The disadvantage with the J-1 visa is that once the training or work is over, the J-1 visa holder must leave the United States and may not apply for adjustment of status, or any immigrant visa, or a nonimmigrant visa which has work authorization, for a period of two years, during which the alien must return to his/her country of nationality or last residence. The two-year foreign residence requirement may not be met by residing in a third country.
This restriction is applicable to those J visa holders
- whose participation in the program was financed in whole or in part by an agency of the Government of the United States or by the government of the country of his/her nationality or his/her last residence.
- whose home country has a shortage of people with skills that the individual has (you can check whether your country lists your occupation on the State Department's Skills List ).
- who came to the U.S. or acquired J status to receive graduate medical education or training.

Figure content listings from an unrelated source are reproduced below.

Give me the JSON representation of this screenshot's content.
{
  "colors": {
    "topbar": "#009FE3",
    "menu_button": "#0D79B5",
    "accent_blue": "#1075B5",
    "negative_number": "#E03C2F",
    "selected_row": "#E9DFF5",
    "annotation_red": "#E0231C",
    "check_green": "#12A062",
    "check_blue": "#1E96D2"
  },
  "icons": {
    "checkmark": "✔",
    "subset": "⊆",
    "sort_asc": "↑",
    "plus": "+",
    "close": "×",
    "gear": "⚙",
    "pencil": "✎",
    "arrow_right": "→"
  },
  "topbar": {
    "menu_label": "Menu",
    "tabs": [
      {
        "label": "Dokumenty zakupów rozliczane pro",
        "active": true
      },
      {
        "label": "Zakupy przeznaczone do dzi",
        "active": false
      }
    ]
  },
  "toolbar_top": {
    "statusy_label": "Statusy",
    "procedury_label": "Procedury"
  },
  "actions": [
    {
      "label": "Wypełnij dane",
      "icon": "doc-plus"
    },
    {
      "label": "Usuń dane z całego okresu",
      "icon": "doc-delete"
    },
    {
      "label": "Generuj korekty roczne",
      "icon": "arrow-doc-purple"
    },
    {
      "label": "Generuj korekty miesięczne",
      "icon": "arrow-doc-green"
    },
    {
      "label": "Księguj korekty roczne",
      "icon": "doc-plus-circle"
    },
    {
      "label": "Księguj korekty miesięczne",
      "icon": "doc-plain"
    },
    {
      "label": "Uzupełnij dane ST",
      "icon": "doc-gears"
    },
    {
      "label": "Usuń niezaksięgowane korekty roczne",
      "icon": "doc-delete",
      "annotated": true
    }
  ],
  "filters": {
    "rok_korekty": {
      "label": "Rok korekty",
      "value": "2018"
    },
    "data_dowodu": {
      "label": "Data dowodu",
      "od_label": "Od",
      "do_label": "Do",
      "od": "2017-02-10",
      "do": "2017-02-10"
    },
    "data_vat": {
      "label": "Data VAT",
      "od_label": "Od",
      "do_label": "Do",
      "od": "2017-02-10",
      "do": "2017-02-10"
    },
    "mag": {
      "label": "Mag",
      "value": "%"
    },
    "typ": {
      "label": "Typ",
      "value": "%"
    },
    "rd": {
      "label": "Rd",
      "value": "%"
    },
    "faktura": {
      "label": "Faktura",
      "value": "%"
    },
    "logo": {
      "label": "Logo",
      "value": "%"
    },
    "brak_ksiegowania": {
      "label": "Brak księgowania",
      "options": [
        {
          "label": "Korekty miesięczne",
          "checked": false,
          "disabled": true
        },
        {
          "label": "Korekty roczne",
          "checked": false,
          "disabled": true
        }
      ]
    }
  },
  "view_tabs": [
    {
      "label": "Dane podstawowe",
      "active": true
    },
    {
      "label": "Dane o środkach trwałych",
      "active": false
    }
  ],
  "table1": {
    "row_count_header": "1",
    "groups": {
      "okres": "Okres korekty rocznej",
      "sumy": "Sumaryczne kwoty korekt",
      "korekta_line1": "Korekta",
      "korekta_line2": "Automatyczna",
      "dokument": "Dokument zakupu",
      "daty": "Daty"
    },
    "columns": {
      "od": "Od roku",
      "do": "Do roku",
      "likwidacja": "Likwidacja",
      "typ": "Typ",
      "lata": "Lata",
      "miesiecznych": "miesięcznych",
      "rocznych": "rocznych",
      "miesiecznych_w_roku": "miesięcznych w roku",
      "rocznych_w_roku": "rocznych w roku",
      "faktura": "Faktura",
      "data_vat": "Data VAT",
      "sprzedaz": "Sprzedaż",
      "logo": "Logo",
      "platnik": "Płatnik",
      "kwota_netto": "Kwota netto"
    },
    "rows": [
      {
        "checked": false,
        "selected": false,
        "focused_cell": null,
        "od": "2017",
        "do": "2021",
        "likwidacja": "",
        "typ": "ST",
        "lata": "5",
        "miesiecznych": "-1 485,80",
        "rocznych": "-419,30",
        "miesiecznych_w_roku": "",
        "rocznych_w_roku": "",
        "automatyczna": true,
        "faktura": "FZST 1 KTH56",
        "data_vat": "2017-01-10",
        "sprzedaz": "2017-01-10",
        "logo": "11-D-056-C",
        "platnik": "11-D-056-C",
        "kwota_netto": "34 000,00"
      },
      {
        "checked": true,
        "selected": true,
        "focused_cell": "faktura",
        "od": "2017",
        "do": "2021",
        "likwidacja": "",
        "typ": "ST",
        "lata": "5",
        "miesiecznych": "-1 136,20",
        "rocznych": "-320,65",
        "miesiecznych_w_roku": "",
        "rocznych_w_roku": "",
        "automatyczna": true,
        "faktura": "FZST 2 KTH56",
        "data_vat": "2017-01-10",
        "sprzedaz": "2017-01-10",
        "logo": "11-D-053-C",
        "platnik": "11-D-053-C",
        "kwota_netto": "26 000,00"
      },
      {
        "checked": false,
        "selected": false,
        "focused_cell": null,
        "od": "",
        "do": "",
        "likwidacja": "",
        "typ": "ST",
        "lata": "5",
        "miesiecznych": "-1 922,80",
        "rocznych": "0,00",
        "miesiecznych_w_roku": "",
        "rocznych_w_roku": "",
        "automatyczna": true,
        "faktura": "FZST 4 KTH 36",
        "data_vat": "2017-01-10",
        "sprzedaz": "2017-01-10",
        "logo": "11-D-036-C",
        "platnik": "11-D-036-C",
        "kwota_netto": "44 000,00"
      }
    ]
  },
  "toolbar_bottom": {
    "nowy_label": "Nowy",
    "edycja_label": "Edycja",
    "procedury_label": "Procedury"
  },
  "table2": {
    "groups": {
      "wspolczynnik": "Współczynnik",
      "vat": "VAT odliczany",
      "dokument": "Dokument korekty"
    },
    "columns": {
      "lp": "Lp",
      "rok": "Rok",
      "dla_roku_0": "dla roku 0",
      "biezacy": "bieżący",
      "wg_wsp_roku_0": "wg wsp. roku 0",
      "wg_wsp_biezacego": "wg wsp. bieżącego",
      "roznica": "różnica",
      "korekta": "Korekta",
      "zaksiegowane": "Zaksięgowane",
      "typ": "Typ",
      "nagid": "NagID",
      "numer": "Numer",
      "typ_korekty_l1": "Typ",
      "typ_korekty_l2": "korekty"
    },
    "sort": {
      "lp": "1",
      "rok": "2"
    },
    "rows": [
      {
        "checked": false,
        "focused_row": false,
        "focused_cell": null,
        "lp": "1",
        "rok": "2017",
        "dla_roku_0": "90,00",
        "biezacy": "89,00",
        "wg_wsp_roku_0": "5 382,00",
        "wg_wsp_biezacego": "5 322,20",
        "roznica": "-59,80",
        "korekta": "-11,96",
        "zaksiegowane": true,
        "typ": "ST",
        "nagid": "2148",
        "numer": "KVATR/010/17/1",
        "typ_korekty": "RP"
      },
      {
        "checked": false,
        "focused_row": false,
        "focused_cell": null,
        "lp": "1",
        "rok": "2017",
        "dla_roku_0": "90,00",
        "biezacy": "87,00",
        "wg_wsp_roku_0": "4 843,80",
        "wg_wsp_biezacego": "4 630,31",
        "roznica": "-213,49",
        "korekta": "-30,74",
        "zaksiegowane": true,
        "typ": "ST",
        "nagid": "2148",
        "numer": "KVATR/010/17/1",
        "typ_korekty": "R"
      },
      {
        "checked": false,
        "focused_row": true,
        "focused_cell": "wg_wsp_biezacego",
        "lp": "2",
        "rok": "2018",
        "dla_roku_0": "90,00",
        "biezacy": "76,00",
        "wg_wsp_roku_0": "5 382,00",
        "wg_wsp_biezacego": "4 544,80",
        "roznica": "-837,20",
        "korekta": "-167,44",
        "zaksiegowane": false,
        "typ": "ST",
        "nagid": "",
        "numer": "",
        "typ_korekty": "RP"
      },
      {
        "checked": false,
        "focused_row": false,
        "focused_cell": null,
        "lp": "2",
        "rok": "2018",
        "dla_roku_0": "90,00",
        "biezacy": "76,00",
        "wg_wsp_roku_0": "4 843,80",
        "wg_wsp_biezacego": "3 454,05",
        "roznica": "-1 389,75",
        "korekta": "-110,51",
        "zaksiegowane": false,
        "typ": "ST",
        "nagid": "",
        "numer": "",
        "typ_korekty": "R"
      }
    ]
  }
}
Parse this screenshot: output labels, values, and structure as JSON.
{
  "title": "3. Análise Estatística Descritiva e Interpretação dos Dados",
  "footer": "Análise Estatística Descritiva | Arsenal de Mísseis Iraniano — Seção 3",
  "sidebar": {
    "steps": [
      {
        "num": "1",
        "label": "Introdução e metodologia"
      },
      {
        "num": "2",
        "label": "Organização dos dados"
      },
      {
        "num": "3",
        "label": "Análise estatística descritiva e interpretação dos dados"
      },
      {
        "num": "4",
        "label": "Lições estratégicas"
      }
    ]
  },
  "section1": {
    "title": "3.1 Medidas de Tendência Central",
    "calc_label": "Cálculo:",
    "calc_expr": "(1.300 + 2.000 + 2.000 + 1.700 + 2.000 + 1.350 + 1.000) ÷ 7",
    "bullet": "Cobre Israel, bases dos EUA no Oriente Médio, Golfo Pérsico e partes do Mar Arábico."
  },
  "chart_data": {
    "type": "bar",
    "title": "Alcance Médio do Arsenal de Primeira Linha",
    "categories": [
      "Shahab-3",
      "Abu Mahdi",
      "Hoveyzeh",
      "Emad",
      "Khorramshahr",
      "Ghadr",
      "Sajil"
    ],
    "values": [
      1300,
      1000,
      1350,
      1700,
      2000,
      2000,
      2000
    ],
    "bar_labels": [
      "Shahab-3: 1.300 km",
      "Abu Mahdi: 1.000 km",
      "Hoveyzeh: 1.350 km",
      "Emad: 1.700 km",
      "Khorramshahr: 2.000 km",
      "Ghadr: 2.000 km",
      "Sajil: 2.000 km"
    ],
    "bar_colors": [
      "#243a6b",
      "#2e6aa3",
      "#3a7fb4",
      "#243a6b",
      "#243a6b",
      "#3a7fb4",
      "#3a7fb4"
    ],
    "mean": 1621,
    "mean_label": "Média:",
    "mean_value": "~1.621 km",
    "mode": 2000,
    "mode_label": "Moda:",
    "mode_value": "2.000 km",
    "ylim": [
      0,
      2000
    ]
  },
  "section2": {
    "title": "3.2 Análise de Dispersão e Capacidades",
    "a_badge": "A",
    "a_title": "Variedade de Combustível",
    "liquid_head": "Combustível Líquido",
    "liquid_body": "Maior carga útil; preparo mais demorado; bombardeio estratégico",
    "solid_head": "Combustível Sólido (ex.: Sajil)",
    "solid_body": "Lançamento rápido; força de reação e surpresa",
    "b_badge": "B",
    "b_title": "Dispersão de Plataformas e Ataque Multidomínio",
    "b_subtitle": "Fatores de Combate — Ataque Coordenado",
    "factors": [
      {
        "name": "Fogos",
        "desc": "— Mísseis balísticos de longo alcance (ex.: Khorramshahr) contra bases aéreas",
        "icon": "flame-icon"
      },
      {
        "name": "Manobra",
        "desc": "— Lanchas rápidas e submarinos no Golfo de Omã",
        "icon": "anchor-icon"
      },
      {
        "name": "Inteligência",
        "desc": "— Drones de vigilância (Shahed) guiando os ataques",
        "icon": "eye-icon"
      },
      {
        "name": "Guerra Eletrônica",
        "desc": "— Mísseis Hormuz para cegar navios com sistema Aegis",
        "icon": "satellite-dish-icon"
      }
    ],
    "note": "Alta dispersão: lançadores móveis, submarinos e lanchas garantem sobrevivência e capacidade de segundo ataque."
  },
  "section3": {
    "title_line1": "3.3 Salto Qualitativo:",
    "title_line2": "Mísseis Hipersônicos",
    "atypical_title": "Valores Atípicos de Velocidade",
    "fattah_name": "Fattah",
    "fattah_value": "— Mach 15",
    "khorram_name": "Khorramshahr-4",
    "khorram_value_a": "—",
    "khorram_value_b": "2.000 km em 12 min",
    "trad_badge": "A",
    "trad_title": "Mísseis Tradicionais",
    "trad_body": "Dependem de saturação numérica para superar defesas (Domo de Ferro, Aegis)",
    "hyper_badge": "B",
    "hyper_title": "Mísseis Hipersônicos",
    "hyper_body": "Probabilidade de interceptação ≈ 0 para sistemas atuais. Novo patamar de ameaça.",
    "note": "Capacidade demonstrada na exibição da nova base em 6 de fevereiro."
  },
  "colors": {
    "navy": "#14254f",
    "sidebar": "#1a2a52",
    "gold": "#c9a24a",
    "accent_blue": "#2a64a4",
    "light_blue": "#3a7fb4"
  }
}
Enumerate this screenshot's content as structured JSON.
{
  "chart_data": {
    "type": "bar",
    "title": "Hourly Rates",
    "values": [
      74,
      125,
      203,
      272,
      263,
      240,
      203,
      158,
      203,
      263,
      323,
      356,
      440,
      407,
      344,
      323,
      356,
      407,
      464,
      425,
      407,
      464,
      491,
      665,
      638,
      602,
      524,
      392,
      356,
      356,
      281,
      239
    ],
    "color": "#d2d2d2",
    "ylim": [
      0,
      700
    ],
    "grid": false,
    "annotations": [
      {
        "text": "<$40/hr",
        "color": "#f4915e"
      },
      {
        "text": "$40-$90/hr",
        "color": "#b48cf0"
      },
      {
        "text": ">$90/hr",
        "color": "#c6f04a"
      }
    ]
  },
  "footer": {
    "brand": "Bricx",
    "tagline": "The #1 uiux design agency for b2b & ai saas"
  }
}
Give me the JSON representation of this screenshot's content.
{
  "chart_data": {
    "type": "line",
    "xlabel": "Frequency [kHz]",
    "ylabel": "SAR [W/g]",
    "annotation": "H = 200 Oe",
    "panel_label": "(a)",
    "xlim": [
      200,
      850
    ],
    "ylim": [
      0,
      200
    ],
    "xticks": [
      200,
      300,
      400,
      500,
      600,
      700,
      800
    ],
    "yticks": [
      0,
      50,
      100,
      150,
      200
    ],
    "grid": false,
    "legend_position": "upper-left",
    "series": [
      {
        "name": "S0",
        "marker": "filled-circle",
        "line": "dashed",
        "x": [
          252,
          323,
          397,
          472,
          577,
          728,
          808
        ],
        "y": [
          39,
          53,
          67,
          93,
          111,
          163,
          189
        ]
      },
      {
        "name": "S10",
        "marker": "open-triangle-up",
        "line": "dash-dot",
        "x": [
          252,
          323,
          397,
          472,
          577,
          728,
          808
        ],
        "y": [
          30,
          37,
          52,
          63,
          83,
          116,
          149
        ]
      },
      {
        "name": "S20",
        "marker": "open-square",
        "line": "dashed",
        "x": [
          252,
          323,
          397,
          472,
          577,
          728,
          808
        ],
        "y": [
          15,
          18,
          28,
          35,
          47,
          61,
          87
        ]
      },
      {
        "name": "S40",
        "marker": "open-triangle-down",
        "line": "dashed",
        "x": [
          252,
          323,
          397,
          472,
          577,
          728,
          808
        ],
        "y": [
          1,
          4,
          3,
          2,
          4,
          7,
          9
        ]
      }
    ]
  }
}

The above three classes of J visa holders may receive a waiver under § 212(e) of the INA , from the two year foreign residency requirement upon the favorable recommendation of the USIA. This may be given if certain conditions apply.
Spouse and Children
The spouse and dependant children of the principal J-1 visa holder are granted J-2 visas. The spouse may be granted an authorization for employment only if he/she can show that it is not for the support of the principal J-1 visa holder. The employment request may be made by filing Form I-765 and if granted will be for the length of the J-1's stay or 4 years, whichever is shorter. J-2 visa holders are also subject to the two-year foreign residence requirement. However, if the J-1 spouse has fulfilled the two-year foreign residence requirement, then the J-2 spouse and children are not subject to it. Where a waiver is granted to the J-1 holder, the J-2 spouse and children also automatically get it.